Все пространство моря — от берега до горизонта — было усеяно самодельными илотами, надувными лодками, досками и бревнами от блиндажей с людьми на ник. Голубое спокойное море невозмутимо играло солнечными бликами, равнодушное к этому тотальному разгрому.
Я снимаю, завожу «Аймо» и снова снимаю. Мне некогда рассматривать и детализировать, я стараюсь снять как можно больше общих планов этого краха фашистов и, ловя камерой детали, не успеваю рассмотреть, кто ив плавающих па воде жив, а кто уже мертв. Это, я думал, успеет сделать зритель, глядя на экран после войны. Мною же руководило одно непреодолимое желание — запечатлеть самое главное, успеть взять у события всю неповторимость и силу воздействия, которые сейчас испытываю я на себе. Я знал, что пройдет десять — двадцать минут и эмоциональная свежесть восприятия происходящего поблекнет, острота моего видения притупится. Я торопился снимать, пока не прошел ужас и страх в глазах немецких солдат и офицеров, зная, что если успею снять вовремя хоть небольшую долю того, что было перед моими глазами, то и этого, наверно, будет достаточно, чтобы многие люди на земле никогда не посмели взяться за оружие, боясь, что их ждет то же, что увидят они на экране.
«Да, это возмездие!» — думал я, подходя к крутому обрыву над морем. Перед объективом у самого края блиндаж, его настил наполовину сдвинут под обрыв. В глубине укрытия лежат мертвые солдаты с автоматами в закостенелых руках. Все вокруг них усеяно стреляными гильзами.
— Вассер! Вассер! — послышался вдруг слабый стон.
Среди убитых оказался один раненый. Он, кажется, был безнадежен и повторял свою просьбу все слабеющим голосом.
Я сходил к машине за канистрой с питьевой водой и дал немцу вволю напиться.
— Эх вы, гуманист! Дал бы он вам как-нибудь попить! — сказал укоризненно Костя.

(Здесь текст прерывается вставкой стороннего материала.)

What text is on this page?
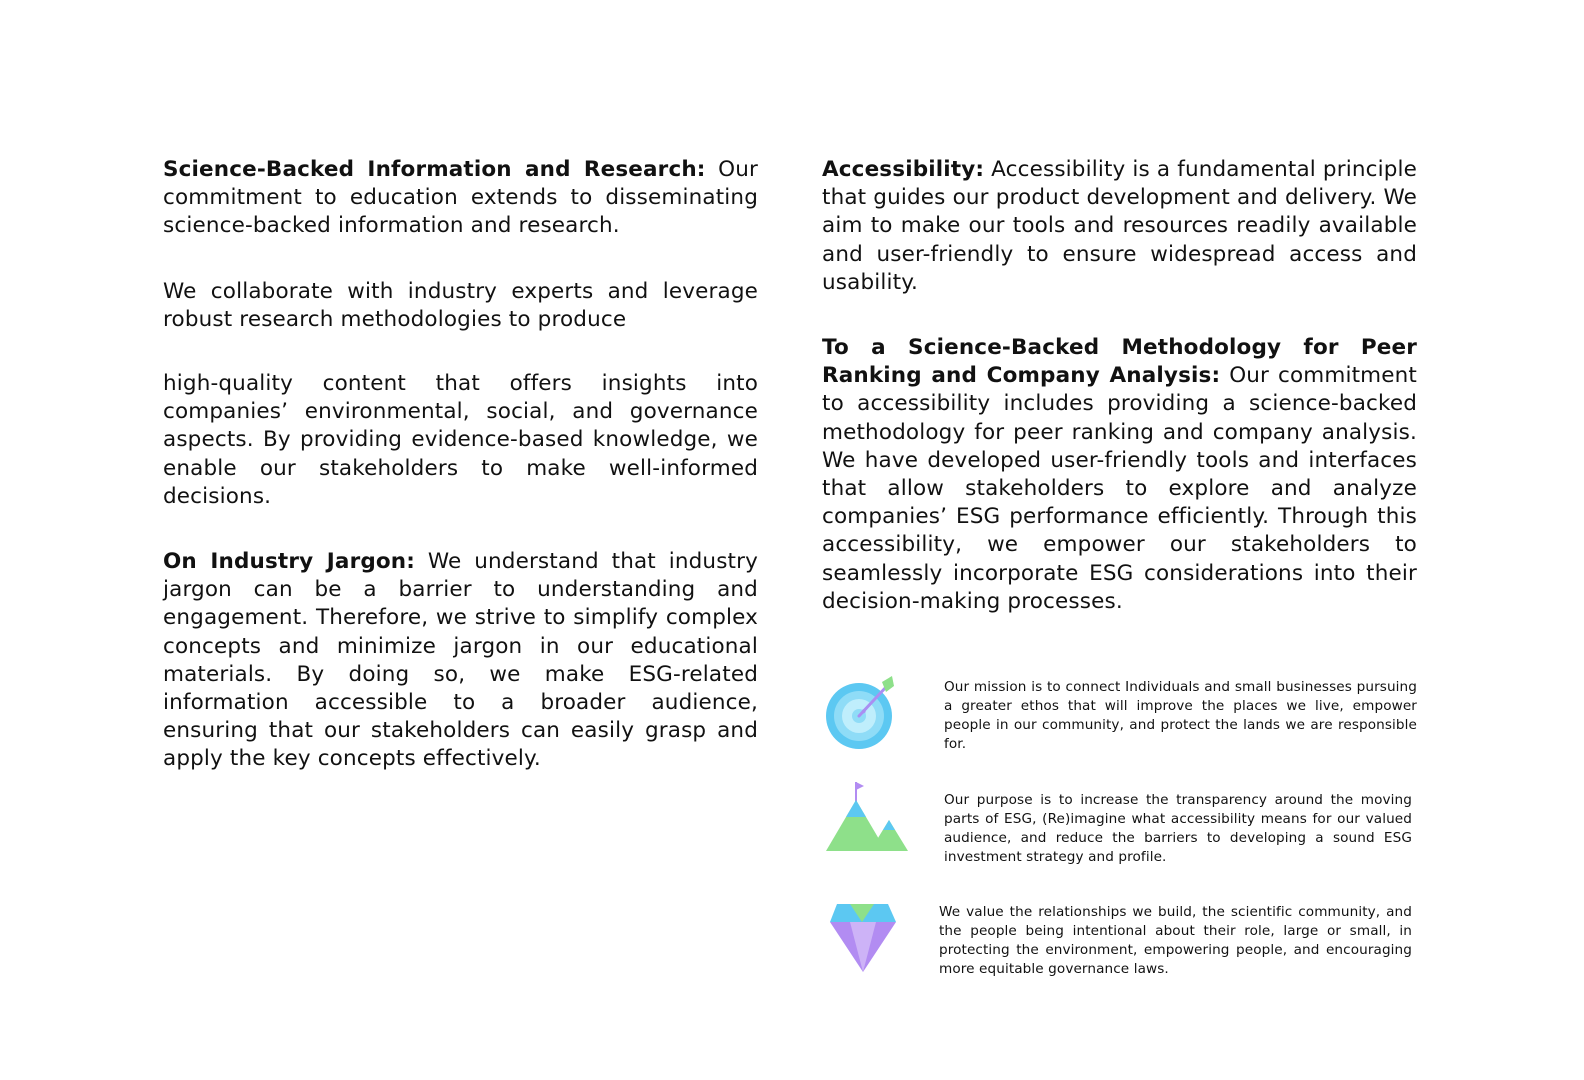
Science-Backed Information and Research: Our commitment to education extends to disseminating science-backed information and research.

We collaborate with industry experts and leverage robust research methodologies to produce

high-quality content that offers insights into companies’ environmental, social, and governance aspects. By providing evidence-based knowledge, we enable our stakeholders to make well-informed decisions.

On Industry Jargon: We understand that industry jargon can be a barrier to understanding and engagement. Therefore, we strive to simplify complex concepts and minimize jargon in our educational materials. By doing so, we make ESG-related information accessible to a broader audience, ensuring that our stakeholders can easily grasp and apply the key concepts effectively.

Accessibility: Accessibility is a fundamental principle that guides our product development and delivery. We aim to make our tools and resources readily available and user-friendly to ensure widespread access and usability.

To a Science-Backed Methodology for Peer Ranking and Company Analysis: Our commitment to accessibility includes providing a science-backed methodology for peer ranking and company analysis. We have developed user-friendly tools and interfaces that allow stakeholders to explore and analyze companies’ ESG performance efficiently. Through this accessibility, we empower our stakeholders to seamlessly incorporate ESG considerations into their decision-making processes.

Our mission is to connect Individuals and small businesses pursuing a greater ethos that will improve the places we live, empower people in our community, and protect the lands we are responsible for.

Our purpose is to increase the transparency around the moving parts of ESG, (Re)imagine what accessibility means for our valued audience, and reduce the barriers to developing a sound ESG investment strategy and profile.

We value the relationships we build, the scientific community, and the people being intentional about their role, large or small, in protecting the environment, empowering people, and encouraging more equitable governance laws.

— Нельзя не выполнить последней просьбы умирающего! — ответил я Ряшенцеву, когда увидел его непонимающий взгляд.
Удивленные глаза смертельно раненного солдата с мольбой и благодарностью остановились на мне, и он с трудом прошептал:
— Данке, камрад!
Его лицо приобрело тот серый оттенок, когда наступает конец всем страданиям. Я до сих пор вижу голубой цвет его застывших в удивлении глаз.
— Нет, Костя, ты не прав! — сказал я тогда. — Виноват не он! Виноваты другие! Просто за их преступления расплачиваются миллионы невинных…
Мы шли дальше. Костя молча брел позади. В моих ушах продолжало звучать хриплое солдатское «данке», последнее на этом свете «данке»…
Я подошел к группе вражеских солдат, которые молча стояли, прижавшись к грязно-серой броне «тигра». Когда я поднял камеру и направил на них, немцы, как по команде, все разом подняли руки вверх. Неужели не понимали, что их снимают, а не расстреливают? Совершенно неожиданно получился очень эмоциональный, драматический кадр. Выражение запечатленных лиц соответствовало, по крайней мере, тому, что происходит со смертельно перепуганными людьми при расстреле.
На самом берегу моря у отвесного обрыва я увидел и снял кадр, который потом именовался «стеной смерти». Около тридцати офицеров высокого ранга сидели в неестественных позах под обрывом, плотно прижатые друг к другу. Мы даже не поняли сразу, что здесь произошло.
— Ты знаешь, Костя, наверное, они не захотели живыми сдаться в плен. Почти у всех в висках кровавые раны…
Жуткая панорама прошла перед моим объективом. Я вел ее по мертвым лицам, а они открытыми неподвижными глазами смотрели на меня. Вдруг в кадре появились мигающие глаза, смотревшие прямо в объектив. Мне стало не по себе. Я опустил камеру и снова услышал хриплое: «Вассер! Вассер!» Голос был резкий, властный, требовательный.
Я не знаю, выжил ли офицер после того, как ему протянули кружку воды, но вежливого «данке» никто не услышал.
Тут же, недалеко, лежал наполовину притопленный в воде деревянный трап. По нему уходили из Севастополя немцы на пароход, который я снимал телеобъективом с Балаклавских высот. Весь берег был завален трупами.